As more Americans get vaccinated against COVID-19 and employers consider plans for phasing their work forces back into the office, members of the legal community have been watching BigLaw firms’ every move toward pre-pandemic operations. Who will have to come back in, and how often? Will they keep their existing office space, or renegotiate their leases and downsize? Will vaccines be required?

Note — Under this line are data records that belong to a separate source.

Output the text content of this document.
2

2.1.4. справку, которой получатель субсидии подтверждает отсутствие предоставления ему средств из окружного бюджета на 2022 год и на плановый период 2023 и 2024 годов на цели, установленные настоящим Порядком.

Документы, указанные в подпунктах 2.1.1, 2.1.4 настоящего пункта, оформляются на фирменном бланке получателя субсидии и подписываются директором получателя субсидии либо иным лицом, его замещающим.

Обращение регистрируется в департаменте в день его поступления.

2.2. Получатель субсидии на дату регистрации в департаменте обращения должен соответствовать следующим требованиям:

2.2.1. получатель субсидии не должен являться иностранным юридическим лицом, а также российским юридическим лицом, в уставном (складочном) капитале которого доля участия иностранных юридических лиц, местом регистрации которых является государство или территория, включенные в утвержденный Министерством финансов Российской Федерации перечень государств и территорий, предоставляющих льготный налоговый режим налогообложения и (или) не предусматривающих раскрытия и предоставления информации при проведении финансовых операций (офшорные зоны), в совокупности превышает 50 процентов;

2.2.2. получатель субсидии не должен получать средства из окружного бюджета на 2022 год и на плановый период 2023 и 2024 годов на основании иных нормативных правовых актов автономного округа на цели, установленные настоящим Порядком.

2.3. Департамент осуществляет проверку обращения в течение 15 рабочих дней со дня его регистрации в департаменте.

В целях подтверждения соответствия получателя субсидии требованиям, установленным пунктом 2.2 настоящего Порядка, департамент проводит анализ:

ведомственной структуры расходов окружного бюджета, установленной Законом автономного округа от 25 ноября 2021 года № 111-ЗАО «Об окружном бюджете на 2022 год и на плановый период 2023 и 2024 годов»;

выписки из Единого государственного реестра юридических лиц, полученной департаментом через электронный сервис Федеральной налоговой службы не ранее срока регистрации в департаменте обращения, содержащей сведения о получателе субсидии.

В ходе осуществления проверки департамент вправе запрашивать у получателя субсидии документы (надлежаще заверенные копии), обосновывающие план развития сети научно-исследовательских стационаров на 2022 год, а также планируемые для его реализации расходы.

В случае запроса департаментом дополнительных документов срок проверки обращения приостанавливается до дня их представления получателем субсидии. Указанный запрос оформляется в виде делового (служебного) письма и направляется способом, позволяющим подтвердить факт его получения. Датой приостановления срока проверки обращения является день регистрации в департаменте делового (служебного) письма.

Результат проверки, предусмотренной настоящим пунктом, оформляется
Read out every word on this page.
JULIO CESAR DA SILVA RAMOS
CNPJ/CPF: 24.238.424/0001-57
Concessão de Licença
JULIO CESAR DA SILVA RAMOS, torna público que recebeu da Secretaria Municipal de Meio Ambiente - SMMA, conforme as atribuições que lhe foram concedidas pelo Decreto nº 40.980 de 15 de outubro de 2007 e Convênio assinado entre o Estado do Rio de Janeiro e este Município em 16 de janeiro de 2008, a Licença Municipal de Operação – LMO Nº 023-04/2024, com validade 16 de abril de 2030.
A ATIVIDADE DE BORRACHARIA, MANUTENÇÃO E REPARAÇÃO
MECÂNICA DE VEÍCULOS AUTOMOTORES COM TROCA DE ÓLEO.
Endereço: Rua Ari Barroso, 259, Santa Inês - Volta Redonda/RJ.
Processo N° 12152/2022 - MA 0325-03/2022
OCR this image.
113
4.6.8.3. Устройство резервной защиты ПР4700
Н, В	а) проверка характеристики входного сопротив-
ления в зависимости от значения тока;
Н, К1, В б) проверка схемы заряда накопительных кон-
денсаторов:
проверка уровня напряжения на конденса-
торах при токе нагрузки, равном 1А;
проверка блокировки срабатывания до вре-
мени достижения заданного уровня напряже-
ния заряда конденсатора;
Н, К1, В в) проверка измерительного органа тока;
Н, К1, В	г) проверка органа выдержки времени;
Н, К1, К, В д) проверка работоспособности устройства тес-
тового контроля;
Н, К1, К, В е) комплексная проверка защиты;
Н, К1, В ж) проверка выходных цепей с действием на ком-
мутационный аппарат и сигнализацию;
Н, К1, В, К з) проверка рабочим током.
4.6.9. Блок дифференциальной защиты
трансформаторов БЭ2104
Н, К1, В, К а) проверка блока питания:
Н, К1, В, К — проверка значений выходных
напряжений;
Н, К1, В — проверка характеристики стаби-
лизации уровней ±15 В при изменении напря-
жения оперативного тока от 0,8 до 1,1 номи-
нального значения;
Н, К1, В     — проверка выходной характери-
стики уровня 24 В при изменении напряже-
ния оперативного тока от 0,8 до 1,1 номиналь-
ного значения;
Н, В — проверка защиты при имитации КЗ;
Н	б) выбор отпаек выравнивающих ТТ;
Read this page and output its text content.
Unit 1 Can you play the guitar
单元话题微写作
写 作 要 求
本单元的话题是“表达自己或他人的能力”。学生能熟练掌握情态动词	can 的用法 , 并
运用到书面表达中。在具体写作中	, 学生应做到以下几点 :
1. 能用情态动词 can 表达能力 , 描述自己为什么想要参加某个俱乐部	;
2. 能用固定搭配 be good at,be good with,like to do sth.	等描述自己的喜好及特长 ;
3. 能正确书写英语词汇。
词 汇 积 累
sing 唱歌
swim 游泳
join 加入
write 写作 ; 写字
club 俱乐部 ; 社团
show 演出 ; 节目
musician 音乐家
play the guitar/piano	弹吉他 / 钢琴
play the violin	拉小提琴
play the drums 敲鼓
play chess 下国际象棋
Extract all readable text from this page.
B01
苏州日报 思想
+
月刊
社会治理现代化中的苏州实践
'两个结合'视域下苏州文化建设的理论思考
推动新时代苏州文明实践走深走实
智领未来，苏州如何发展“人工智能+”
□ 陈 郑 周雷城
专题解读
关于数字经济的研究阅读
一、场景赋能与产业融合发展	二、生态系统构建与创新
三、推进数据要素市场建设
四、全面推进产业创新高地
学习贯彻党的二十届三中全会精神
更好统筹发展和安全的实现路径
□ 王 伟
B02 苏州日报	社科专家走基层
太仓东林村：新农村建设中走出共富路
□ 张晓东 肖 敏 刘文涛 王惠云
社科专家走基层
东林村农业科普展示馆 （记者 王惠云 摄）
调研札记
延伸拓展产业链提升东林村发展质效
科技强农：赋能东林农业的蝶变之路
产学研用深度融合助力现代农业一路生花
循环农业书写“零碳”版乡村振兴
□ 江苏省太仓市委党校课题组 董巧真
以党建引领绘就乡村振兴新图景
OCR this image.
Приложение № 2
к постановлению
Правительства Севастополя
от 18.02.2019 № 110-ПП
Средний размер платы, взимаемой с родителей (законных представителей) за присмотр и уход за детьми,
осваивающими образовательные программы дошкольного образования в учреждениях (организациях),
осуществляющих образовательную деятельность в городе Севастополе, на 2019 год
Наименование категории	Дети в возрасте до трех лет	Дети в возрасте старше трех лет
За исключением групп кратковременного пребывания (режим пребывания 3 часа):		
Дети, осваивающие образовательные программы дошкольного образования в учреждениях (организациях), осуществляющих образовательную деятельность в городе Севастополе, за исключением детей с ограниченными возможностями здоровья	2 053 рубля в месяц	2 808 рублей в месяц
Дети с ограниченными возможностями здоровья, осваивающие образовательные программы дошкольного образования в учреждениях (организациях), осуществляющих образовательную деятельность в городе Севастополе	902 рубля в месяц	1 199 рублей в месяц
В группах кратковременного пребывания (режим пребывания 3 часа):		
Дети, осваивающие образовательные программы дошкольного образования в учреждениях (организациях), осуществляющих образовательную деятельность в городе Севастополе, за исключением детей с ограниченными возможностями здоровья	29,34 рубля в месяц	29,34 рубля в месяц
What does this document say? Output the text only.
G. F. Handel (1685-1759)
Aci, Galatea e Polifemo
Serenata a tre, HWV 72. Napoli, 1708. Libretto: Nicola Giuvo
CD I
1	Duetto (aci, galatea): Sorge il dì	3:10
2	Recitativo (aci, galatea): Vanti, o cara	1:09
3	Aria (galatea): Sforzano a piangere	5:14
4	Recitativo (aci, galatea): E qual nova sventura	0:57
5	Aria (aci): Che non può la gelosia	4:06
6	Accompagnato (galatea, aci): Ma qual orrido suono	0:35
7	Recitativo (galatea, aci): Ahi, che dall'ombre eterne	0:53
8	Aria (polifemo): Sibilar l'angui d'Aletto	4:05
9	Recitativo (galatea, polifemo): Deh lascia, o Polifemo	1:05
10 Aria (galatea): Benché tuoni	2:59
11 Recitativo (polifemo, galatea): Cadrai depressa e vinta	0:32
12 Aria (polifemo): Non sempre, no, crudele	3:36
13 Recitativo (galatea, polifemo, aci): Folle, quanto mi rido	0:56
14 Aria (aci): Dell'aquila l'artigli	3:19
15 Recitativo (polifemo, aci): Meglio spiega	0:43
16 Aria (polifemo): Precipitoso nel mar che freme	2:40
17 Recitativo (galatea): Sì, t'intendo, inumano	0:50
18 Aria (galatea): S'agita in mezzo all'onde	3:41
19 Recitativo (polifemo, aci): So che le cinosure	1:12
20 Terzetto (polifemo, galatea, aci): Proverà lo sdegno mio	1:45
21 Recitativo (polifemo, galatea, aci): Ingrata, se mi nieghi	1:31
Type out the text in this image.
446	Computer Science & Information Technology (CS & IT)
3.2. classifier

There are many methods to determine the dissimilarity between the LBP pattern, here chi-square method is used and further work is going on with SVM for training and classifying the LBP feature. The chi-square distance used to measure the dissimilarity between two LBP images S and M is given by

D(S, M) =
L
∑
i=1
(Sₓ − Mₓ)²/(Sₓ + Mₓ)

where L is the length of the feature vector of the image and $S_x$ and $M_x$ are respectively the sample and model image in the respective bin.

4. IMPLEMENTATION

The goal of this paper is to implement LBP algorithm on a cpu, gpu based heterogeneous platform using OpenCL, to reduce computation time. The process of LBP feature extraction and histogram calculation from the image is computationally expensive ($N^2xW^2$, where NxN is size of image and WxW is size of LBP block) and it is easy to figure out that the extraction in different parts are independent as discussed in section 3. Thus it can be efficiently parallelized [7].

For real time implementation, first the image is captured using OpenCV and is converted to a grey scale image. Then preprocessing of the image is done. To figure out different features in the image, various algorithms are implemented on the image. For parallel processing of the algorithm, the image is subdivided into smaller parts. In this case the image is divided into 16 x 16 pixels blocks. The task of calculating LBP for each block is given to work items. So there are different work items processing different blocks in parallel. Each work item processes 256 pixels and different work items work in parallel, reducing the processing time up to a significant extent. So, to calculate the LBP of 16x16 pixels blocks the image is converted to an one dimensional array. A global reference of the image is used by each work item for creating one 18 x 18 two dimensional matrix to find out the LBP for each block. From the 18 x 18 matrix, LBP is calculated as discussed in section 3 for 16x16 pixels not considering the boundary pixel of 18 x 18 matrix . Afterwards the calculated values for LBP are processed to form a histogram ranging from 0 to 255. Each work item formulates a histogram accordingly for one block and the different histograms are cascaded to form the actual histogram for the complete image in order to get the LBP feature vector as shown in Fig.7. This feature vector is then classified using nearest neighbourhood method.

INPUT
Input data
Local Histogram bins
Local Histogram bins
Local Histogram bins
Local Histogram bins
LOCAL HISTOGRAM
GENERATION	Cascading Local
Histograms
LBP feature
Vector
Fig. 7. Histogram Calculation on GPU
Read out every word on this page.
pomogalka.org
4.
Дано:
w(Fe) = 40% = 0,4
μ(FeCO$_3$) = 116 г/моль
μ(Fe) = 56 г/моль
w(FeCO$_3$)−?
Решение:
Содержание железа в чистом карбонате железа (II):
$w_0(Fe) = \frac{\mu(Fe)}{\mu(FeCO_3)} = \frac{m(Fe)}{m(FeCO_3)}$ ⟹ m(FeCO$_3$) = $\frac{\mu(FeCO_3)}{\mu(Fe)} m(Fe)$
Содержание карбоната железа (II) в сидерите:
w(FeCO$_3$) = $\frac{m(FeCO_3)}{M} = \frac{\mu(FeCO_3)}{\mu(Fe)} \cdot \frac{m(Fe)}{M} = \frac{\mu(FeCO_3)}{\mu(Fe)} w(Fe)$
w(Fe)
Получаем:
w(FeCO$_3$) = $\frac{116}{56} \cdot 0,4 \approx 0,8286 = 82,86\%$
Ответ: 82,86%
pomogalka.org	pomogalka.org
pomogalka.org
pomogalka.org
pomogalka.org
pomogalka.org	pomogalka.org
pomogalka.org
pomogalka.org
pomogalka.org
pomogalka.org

Of course, each small firm has its unique advantages and challenges in navigating a return to the office (or deciding against one), dependent on a variety of factors like practice area and firm culture. Diane Camacho is the founder and CEO of DLC Consulting Services, a San Francisco firm that provides management consulting services to small and solo law firms. Since vaccines started rolling out across California, she’s had her hands full with questions from clients about their post-pandemic transition plans.

Among the small firms she provides consulting for, Camacho says, “there’s a real mixed bag” as to how they’re thinking about what their practice management strategies might look like in the future.

“Attorneys want to know what everybody else is doing before they make a decision,” she said. “They like to benchmark, as they call it.”

But as Camacho surveys the landscape of her legal professional network, at least one thing seems clear: “the mega firms are going to be less flexible than the small firms.”

Remote firm management

The most common questions she’s been getting from attorneys at small firms about the transition back to the office, Camacho said, is how to get their staff to comeback with them.

Some small firms, like Bolt Keenley Kim, have had remote work baked into their office management styles since before the pandemic. Those firms’ business models rely on attorneys to do more administrative work, rather than retaining a full administrative staff.

But for some firms, remote work was brand new. And the attorneys at those firms,as Camacho puts it, “like having someone at their fingertips.”

“It goes with the generations, quite frankly, and the type of law. What kind of support they need, and how much work their staff can quantify from home,” she said. “But a lot of them would like to have their employees back.”

There are plenty of well-documented reasons that those staffers — and office workers of all kinds — might want to stay remote post-pandemic: greater flexibility,shorter or nonexistent commutes, savings on transportation and child care.